The actor apologized to anyone he may have exposed, including the cast and crew of the TV series, New Amsterdam.

“I feel terrible thinking that I could’ve given this to anyone, let alone people I value enough to spend time with,” he said.

In the Facebook post, Kim argued that health care, specifically coronavirus testing, should be for all who meet the qualifications because “the virus doesn’t care about race or gender, religion, sexual orientation, whether you’re rich or poor or your immigration status. Only we seem to care about that.”

He also thanked the front-line medical providers who “risk their lives every day for the rest of us” with many losing their lives in the process, as well as workers at grocery stores, pharmacies, airlines, taxis or ride-sharing cars, asking his followers to continue patronizing them during the crisis. “You’re often taken for granted, but not now. Now you’re the glue that is keeping us together.”

He went on to implore people to stop the “prejudice and senseless violence against Asian people.”

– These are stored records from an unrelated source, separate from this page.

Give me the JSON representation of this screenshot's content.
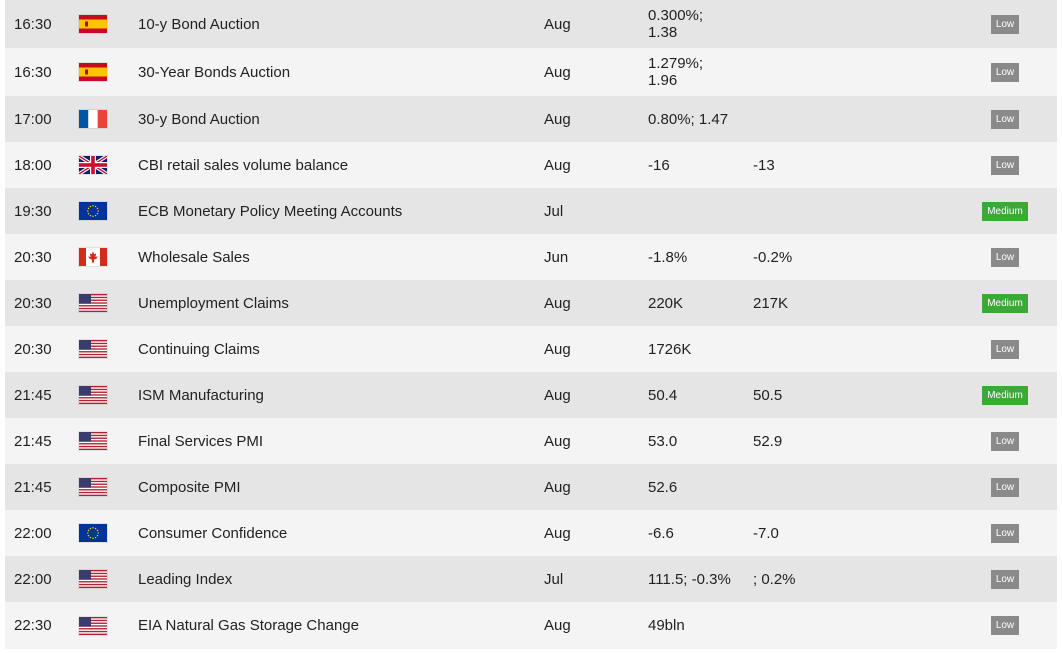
{
  "colors": {
    "row_odd": "#e5e5e5",
    "row_even": "#f4f4f4",
    "badge_low": "#8a8a8a",
    "badge_medium": "#3aaa35"
  },
  "events": [
    {
      "time": "16:30",
      "flag": "spain-flag-icon",
      "event": "10-y Bond Auction",
      "period": "Aug",
      "actual": [
        "0.300%;",
        "1.38"
      ],
      "forecast": "",
      "impact": "Low"
    },
    {
      "time": "16:30",
      "flag": "spain-flag-icon",
      "event": "30-Year Bonds Auction",
      "period": "Aug",
      "actual": [
        "1.279%;",
        "1.96"
      ],
      "forecast": "",
      "impact": "Low"
    },
    {
      "time": "17:00",
      "flag": "france-flag-icon",
      "event": "30-y Bond Auction",
      "period": "Aug",
      "actual": [
        "0.80%; 1.47"
      ],
      "forecast": "",
      "impact": "Low"
    },
    {
      "time": "18:00",
      "flag": "uk-flag-icon",
      "event": "CBI retail sales volume balance",
      "period": "Aug",
      "actual": [
        "-16"
      ],
      "forecast": "-13",
      "impact": "Low"
    },
    {
      "time": "19:30",
      "flag": "eu-flag-icon",
      "event": "ECB Monetary Policy Meeting Accounts",
      "period": "Jul",
      "actual": [
        ""
      ],
      "forecast": "",
      "impact": "Medium"
    },
    {
      "time": "20:30",
      "flag": "canada-flag-icon",
      "event": "Wholesale Sales",
      "period": "Jun",
      "actual": [
        "-1.8%"
      ],
      "forecast": "-0.2%",
      "impact": "Low"
    },
    {
      "time": "20:30",
      "flag": "us-flag-icon",
      "event": "Unemployment Claims",
      "period": "Aug",
      "actual": [
        "220K"
      ],
      "forecast": "217K",
      "impact": "Medium"
    },
    {
      "time": "20:30",
      "flag": "us-flag-icon",
      "event": "Continuing Claims",
      "period": "Aug",
      "actual": [
        "1726K"
      ],
      "forecast": "",
      "impact": "Low"
    },
    {
      "time": "21:45",
      "flag": "us-flag-icon",
      "event": "ISM Manufacturing",
      "period": "Aug",
      "actual": [
        "50.4"
      ],
      "forecast": "50.5",
      "impact": "Medium"
    },
    {
      "time": "21:45",
      "flag": "us-flag-icon",
      "event": "Final Services PMI",
      "period": "Aug",
      "actual": [
        "53.0"
      ],
      "forecast": "52.9",
      "impact": "Low"
    },
    {
      "time": "21:45",
      "flag": "us-flag-icon",
      "event": "Composite PMI",
      "period": "Aug",
      "actual": [
        "52.6"
      ],
      "forecast": "",
      "impact": "Low"
    },
    {
      "time": "22:00",
      "flag": "eu-flag-icon",
      "event": "Consumer Confidence",
      "period": "Aug",
      "actual": [
        "-6.6"
      ],
      "forecast": "-7.0",
      "impact": "Low"
    },
    {
      "time": "22:00",
      "flag": "us-flag-icon",
      "event": "Leading Index",
      "period": "Jul",
      "actual": [
        "111.5; -0.3%"
      ],
      "forecast": "; 0.2%",
      "impact": "Low"
    },
    {
      "time": "22:30",
      "flag": "us-flag-icon",
      "event": "EIA Natural Gas Storage Change",
      "period": "Aug",
      "actual": [
        "49bln"
      ],
      "forecast": "",
      "impact": "Low"
    }
  ]
}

“Randomly beating elderly, sometimes homeless Asian Americans is cowardly, heartbreaking and it’s inexcusable. Yes, I’m Asian and yes, I have coronavirus, but I did not get it from China,” he said. “I got it in America, in New York City. I don’t consider the place where it’s from as important as the people who are sick and dying.”

He ended the video with the ‘silver linings’ of his disease, which allows him to spread messages of hope to others showing symptoms and those who can prevent the spread. He was hopeful to build immunity to the virus so that he won’t need a vaccine when it is developed and pledged to donate antibodies in that effort.

“I’m reminded of how lucky I am to have such wonderful people in my life. I’m grateful to be alive and healthy. It gives me hope that through our collective efforts we can beat this thing and flatten the curve,” Kim said, ending the post with a dose of humor. “In the meantime, please be safe, please be healthy and please be kind to one another and stop hoarding the toilet paper. Seriously, how dirty are you down there?”